On 09/12/2014 07:52 PM, Roland McGrath wrote:
> I forgot to mention the other exception: if (foo & BIT) or if (!(foo & BIT))
> is fine, no need for if ((foo & BIT) != 0) or if ((foo & BIT) == 0).
Thanks, so there shouldn't be a need to change the patch.
From 25282e6d2d0bb5d9314ec02845747aa9c86c5606 Mon Sep 17 00:00:00 2001
From: Florian Weimer <fweimer@redhat.com>
Date: Tue, 9 Sep 2014 20:37:28 +0200
Subject: [PATCH 3/3] Manual cleanups after __builtin_expect conversion of
iconv/ and iconvdata/
This commit removes the one remaining __builtin_expect expressions which
can be converted, and fixes long lines introduces by the automated
rewriting.
2014-09-09 Florian Weimer <fweimer@redhat.com>
* iconv/gconv_dl.c (__gconv_find_shlib): Wrap long line resulting
from the automated __builtin_expect conversion.

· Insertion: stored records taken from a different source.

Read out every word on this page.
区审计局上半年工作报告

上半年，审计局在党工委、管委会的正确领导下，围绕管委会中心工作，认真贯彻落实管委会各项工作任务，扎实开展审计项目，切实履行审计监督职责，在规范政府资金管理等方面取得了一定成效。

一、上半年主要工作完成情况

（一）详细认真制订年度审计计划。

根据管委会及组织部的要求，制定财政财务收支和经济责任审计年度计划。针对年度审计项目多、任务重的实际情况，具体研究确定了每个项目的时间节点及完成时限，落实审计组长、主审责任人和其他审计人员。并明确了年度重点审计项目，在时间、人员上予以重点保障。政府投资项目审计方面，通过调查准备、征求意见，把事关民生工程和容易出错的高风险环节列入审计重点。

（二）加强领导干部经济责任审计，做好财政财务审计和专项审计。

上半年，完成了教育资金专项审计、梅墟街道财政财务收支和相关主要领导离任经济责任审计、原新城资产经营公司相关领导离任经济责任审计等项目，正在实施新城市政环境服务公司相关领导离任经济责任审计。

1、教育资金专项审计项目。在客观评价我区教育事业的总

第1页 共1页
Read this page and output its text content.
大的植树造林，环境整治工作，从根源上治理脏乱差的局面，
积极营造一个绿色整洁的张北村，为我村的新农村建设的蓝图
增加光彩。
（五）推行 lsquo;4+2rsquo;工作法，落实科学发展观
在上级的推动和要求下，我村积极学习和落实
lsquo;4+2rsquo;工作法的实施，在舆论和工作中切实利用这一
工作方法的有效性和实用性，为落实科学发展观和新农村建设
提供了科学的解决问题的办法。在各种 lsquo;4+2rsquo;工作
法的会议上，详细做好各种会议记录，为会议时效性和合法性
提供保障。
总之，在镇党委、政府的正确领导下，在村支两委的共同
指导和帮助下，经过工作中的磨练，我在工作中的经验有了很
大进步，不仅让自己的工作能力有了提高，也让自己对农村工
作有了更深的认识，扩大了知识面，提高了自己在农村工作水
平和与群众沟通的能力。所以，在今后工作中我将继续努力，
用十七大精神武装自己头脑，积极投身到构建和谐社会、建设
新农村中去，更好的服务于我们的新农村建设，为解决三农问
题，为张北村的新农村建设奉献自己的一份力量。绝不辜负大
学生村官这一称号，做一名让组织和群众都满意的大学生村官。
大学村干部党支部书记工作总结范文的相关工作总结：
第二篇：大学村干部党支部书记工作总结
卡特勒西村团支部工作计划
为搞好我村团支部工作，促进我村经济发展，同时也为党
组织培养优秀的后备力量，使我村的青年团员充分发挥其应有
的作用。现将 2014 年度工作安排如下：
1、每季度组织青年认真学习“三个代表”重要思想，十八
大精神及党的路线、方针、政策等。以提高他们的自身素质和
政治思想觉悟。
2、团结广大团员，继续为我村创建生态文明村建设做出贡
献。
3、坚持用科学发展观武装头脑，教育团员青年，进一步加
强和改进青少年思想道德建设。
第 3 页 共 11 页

* iconvdata/euc-kr.c (euckr_from_ucs4): Likewise.
* iconv/gconv_cache.c (__gconv_load_cache): Replace multi-line
__builtin_expect with __glibc_unlikely.
@@ -116,9 +116,9 @@ __gconv_load_cache (void)
|| __glibc_unlikely (header->string_offset >= cache_size)
|| __glibc_unlikely (header->hash_offset >= cache_size)
|| __glibc_unlikely (header->hash_size == 0)
- || __builtin_expect ((header->hash_offset
+ || __glibc_unlikely ((header->hash_offset
+ header->hash_size * sizeof (struct hash_entry))
- > cache_size, 0)
+ > cache_size)
|| __glibc_unlikely (header->module_offset >= cache_size)
|| __glibc_unlikely (header->otherconv_offset > cache_size))
{
@@ -93,7 +93,8 @@ __gconv_find_shlib (const char *name)
found->counter = -TRIES_BEFORE_UNLOAD - 1;
found->handle = NULL;
- if (__glibc_unlikely (__tsearch (found, &loaded, known_compare) == NULL))
+ if (__glibc_unlikely (__tsearch (found, &loaded, known_compare)
+ == NULL))
{
/* Something went wrong while inserting the entry. */
free (found);
@@ -38,7 +38,8 @@ euckr_from_ucs4 (uint32_t ch, unsigned char *cp)
cp[0] = '\xa3';
cp[1] = '\xdc';
}
- else if (__glibc_likely (ucs4_to_ksc5601 (ch, cp, 2) != __UNKNOWN_10646_CHAR))
+ else if (__glibc_likely (ucs4_to_ksc5601 (ch, cp, 2)
+ != __UNKNOWN_10646_CHAR))
{
cp[0] |= 0x80;
cp[1] |= 0x80;
--
1.9.3